Here is my new drone video from this summer. Youtube compresses the files so much that the quality is not very good compared to the actual file. Unbelievable the clarity on my 65" 4K Samsung.

Hope you enjoy!


----------



## Growing pains (Nov 7, 2015)

I've seen a few of your haymaking videos that you have clips of on that one. My almost 2 year old son will sit in amazement watching. Keep it up.


----------



## glasswrongsize (Sep 15, 2015)

AWSOME! Makes me feel extremely inadequate.

73, Mark


----------



## urednecku (Oct 18, 2010)

AWESOME! is an understatement!!


----------



## FarmerCline (Oct 12, 2011)

Great video as always......thanks for sharing!


----------



## GunGeek (Sep 5, 2015)

That is awesome. I have a little 720P drone. I want a big one very badly.


----------



## discbinedr (Mar 4, 2013)

Wow! Congratulations on your achievements.


----------



## Circle MC Farms LLC (Jul 22, 2011)

I am very impressed. Question: what crop was the swather cutting about 2:40? looks like oats, and I'm trying to establish some here in Texas. Any info would be appreciated. Also, what video editing software did you use? Your quality of workmanship is superb.


----------



## lcjaynes (Jul 25, 2014)

I especially love the haying part of these videos. Really nice job on editing and shooting.


----------



## HALLSHAY (Nov 30, 2008)

Farmboy555 said:


> I am very impressed. Question: what crop was the swather cutting about 2:40? looks like oats, and I'm trying to establish some here in Texas. Any info would be appreciated. Also, what video editing software did you use? Your quality of workmanship is superb.
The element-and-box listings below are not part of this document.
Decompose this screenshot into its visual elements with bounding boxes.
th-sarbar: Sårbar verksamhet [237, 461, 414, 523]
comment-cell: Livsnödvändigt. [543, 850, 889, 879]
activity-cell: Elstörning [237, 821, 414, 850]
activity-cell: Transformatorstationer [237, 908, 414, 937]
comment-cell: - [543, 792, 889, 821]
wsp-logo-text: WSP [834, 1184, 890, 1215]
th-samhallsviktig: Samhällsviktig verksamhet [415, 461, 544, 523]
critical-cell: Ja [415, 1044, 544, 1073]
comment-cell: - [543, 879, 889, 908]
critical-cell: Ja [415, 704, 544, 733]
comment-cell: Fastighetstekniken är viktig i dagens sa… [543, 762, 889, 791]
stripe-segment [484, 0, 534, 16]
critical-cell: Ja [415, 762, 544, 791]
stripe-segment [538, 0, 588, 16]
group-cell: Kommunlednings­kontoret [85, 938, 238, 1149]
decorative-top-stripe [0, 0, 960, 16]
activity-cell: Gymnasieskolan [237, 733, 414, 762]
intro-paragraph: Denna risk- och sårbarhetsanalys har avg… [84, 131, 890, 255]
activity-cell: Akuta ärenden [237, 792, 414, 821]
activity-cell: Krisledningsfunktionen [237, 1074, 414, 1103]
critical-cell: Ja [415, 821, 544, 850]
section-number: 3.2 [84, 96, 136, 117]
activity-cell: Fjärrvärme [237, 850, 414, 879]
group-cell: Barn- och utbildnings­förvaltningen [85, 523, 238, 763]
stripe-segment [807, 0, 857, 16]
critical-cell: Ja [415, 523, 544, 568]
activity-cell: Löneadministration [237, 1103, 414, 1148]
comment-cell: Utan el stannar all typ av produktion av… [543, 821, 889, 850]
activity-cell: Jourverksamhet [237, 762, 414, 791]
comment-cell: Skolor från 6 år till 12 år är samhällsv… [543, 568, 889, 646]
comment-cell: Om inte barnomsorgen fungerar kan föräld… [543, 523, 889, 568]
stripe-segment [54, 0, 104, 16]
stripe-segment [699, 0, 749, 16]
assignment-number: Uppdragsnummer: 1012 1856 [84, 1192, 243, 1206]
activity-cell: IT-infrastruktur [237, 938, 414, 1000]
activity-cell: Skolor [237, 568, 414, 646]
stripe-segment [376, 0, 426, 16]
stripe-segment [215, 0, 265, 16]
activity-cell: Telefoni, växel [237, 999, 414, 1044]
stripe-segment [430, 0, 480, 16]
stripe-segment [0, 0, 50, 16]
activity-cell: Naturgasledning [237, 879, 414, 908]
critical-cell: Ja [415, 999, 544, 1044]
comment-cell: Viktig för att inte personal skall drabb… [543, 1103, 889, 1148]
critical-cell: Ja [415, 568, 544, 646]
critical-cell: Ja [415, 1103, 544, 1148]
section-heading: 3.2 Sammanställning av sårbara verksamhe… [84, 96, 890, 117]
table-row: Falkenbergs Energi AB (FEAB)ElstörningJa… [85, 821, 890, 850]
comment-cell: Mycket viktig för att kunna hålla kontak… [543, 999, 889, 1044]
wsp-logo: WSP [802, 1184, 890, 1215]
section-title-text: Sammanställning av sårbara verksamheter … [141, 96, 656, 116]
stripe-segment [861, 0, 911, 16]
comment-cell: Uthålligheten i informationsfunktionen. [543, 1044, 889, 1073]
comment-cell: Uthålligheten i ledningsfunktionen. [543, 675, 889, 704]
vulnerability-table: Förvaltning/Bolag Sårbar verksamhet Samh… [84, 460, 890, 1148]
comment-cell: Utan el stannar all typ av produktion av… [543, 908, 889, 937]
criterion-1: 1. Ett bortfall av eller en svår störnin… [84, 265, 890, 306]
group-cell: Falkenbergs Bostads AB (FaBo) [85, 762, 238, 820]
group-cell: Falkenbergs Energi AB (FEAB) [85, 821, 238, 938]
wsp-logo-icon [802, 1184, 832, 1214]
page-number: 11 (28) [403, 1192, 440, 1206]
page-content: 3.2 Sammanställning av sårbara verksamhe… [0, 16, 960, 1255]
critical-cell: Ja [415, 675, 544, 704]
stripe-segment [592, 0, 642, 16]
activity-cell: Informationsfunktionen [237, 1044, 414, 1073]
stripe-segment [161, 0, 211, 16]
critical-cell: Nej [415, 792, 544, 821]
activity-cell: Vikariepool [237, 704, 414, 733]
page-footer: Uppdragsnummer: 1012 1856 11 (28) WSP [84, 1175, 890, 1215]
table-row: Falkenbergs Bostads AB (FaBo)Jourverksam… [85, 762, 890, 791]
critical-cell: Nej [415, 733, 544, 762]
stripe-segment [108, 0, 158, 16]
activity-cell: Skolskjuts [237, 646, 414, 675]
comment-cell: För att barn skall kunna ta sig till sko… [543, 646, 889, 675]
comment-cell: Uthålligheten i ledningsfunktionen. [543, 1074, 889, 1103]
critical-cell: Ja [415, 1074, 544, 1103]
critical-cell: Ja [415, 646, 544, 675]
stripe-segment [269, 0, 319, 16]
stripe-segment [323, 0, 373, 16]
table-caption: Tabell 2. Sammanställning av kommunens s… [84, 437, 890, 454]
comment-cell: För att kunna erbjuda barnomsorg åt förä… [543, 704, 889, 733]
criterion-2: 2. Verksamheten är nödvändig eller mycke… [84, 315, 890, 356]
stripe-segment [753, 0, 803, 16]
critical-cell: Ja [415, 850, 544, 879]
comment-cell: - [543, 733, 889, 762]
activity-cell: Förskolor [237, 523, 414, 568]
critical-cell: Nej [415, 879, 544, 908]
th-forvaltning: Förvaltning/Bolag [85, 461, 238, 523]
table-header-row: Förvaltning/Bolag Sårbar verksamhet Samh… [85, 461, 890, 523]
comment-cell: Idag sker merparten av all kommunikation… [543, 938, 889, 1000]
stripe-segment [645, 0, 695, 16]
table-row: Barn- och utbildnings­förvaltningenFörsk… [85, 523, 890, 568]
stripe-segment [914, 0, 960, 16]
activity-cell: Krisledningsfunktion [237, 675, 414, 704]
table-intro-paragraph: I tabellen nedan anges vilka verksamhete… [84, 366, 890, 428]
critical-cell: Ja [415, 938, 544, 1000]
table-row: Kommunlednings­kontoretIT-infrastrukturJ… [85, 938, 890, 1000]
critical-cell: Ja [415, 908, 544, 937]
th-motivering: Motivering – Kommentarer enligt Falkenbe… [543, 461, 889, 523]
The video was edited using Adobe Premier Elements 14. About all I can tell you about those oats is that they were Magnum Oats that grew like crazy and yielded around 4 tons in 1 cutting. A friend has been planting them for the last 2 years.

Thanks for the compliments. I enjoy flying my drone and this is the best way to do something with the footage instead of letting it waste away on the hard drive.


----------



## Uphayman (Oct 31, 2014)

Thank you, wonderfully done !


----------